Township in Pennsylvania, US

Sandy Lake Township is a township that is located in Mercer County, Pennsylvania, United States. The population was 1,197 at the time of the 2020 census, a decline from the figure of 1,226 that was documented in 2010.

Historical population
| Census | Pop. | Note | %± |
| 2000 | 1,248 |  | — |
| 2010 | 1,226 |  | −1.8% |
| 2020 | 1,197 |  | −2.4% |
| 2022 (est.) | 1,190 |  | −0.6% |
U.S. Decennial Census

==Geography==
According to the United States Census Bureau, the township has a total area of 24.8 square miles (64.1 km^{2}), of which 24.5 square miles (63.4 km^{2}) is land and 0.3 square mile (0.7 km^{2} (1.09%)) is water.

==Demographics==
As of the census of 2000, there were 1,248 people, 499 households, and 375 families residing in the township.

The population density was 51.0 PD/sqmi. There were 515 housing units at an average density of 21.0/sq mi (8.1/km^{2}).

The racial makeup of the township was 99.20% White, 0.16% African American, 0.08% Native American, 0.08% from other races, and 0.48% from two or more races. Hispanic or Latino of any race were 0.40% of the population.

There were 499 households, out of which 29.7% had children under the age of 18 living with them, 64.7% were married couples living together, 6.2% had a female householder with no husband present, and 24.8% were non-families. 21.6% of all households were made up of individuals, and 10.0% had someone living alone who was 65 years of age or older.

The average household size was 2.50 and the average family size was 2.89.

In the township the population was spread out, with 23.2% under the age of 18, 5.4% from 18 to 24, 27.7% from 25 to 44, 27.8% from 45 to 64, and 15.9% who were 65 years of age or older.
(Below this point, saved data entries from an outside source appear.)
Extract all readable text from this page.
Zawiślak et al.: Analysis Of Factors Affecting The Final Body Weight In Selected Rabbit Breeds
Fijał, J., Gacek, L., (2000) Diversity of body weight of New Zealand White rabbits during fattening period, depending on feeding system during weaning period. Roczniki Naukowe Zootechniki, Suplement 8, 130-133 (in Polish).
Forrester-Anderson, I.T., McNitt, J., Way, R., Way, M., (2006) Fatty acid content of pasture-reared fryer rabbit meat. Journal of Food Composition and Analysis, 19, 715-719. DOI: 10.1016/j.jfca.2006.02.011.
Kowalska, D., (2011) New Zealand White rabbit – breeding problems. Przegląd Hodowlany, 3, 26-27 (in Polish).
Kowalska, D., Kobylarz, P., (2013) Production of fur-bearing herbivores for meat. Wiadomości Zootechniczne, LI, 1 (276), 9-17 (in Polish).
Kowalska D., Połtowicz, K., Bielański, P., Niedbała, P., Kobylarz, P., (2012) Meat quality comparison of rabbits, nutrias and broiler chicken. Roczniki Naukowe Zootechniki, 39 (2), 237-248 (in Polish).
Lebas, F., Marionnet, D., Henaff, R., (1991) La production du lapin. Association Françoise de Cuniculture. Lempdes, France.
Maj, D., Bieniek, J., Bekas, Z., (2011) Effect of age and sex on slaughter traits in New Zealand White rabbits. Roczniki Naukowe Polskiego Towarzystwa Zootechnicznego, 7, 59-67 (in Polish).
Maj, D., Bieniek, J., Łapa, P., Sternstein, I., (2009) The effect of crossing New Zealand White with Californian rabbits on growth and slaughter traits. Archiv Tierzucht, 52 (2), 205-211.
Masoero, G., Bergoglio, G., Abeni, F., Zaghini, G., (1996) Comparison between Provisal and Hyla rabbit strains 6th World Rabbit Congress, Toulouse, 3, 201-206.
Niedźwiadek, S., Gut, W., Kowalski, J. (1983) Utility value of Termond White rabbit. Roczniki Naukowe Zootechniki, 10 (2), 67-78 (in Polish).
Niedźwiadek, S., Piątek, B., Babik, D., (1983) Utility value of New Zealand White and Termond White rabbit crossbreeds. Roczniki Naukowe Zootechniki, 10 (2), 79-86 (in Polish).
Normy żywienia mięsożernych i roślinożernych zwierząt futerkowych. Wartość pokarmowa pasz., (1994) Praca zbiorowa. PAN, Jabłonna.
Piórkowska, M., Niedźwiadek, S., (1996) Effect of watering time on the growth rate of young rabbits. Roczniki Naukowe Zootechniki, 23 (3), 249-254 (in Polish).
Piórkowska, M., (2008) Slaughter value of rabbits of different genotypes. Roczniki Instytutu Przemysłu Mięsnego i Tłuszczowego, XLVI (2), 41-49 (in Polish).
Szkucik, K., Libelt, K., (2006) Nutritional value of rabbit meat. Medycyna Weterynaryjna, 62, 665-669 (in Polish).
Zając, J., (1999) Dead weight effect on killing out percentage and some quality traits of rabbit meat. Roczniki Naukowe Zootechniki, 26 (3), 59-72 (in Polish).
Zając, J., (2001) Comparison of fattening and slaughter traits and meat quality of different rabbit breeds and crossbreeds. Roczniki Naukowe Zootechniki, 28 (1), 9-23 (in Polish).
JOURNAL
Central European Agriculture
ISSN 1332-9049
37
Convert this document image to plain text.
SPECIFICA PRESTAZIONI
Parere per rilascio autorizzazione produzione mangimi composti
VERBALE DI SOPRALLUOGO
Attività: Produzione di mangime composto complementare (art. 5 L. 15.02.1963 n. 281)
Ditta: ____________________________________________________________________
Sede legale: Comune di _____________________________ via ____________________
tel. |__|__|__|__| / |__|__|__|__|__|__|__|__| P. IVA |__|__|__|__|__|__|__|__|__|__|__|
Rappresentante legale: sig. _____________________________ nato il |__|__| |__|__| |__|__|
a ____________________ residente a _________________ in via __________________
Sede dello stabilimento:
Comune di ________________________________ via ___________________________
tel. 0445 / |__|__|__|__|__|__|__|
The median age was 42 years.

For every 100 females there were 96.8 males. For every 100 females age 18 and over, there were 94.3 males.

The median income for a household in the township was $39,896, and the median income for a family was $46,528. Males had a median income of $38,056 versus $21,324 for females.

The per capita income for the township was $19,140.

Approximately 7.1% of families and 10.8% of the population were living below the poverty line, including 15.9% of those under age 18 and 6.7% of those age 65 or over.